Set on and around the U.S.-Mexican border in southern New Mexico, the play puts a human face on insurmountable family and community suffering stemming from efforts to control immigration. Never preachy or didactic, Dillman's illuminating work, incisively directed
by ATL artistic director Marc Masterson, invests its American and Mexican characters with such distinctive personalities that their intertwined histories and destinies would be a natural fit for one of those panoramic generation-spanning novels.
Twenty years after she and her now dead mother left him, her father -- much cherished by his workers, both legal and undocumented -- has died, leaving his pecan farm to never-married daughter Zelda Preston (Jennifer Engstrom in a powerful performance).
Back in Fronteras, she must diplomatically address the concerns of her father's aggrieved longtime helper Chuy Gallegos (sympathetically portrayed by Ricardo Gutierrez), who believes he is owed a part of the land for his faithful service. She also is drawn to her old Mexican-American boyfriend Carl Zelaya (Dale Rivera, outstanding), now a conflicted Border Patrol officer married to bitter Zelda-hating Angie (scorchingly acted by Sandra Delgado), whose beloved aunt was deported.
That makes it impossible for Tia Rosita to be on hand as midwife when Angie's six-months-pregnant younger sister Ines (the extraordinary Liza Fernandez, emoting hysterically as a kind of Hispanic Butterfly McQueen -- and that's a compliment) gives birth to her firstborn while her husband is serving in Iraq.
Skulking around them all is good ole boy Cooper Daniels (Rob Riley, persuasively oily and ruthless with an occasional redeeming quality), who has his eye on Zelda's farm; her father owed him money for a well he financed. Daniels also heads up the Citizens United volunteer group that set itself up to hunt down illegals and erect a border fence.
In this volatile, depressing area where the daily strain of living takes its toll it's to be expected that tragedies will explode, though it's nevertheless a shock when they do.

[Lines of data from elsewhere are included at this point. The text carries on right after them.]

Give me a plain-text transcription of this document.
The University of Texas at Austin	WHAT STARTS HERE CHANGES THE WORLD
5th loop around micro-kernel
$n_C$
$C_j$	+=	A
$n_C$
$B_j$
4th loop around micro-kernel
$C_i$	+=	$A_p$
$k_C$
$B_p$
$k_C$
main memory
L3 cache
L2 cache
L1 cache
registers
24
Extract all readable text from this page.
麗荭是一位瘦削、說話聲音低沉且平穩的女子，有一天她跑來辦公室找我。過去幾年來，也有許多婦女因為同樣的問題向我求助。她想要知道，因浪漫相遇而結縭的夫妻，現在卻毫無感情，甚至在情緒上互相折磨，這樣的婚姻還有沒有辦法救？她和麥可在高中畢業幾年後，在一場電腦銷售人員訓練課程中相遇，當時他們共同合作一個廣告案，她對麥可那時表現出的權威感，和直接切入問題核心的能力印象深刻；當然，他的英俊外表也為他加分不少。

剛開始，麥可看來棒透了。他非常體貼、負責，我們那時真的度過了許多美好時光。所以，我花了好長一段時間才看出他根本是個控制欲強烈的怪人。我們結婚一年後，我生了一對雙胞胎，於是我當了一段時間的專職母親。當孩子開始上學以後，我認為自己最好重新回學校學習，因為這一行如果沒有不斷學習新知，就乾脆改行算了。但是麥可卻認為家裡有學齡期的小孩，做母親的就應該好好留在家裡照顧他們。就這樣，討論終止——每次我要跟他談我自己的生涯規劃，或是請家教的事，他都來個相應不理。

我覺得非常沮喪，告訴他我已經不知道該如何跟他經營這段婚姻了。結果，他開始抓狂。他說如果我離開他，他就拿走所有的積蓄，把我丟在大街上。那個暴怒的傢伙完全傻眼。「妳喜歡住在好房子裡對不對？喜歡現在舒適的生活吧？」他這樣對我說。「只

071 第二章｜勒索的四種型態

Scott Bradley's pecan grove set is marvelously realistic with its trees towering over a wide area on the Pamela Brown stage. Interior scenes are played within the setting. Lighting designer Brian J. Lilienthal and sound designer Matt Callahan complement each other's striking contributions -- a starry sky, crowing roosters, night-time whispers among the trees, roaring helicopters, flashlights, wind chimes, soft guitars.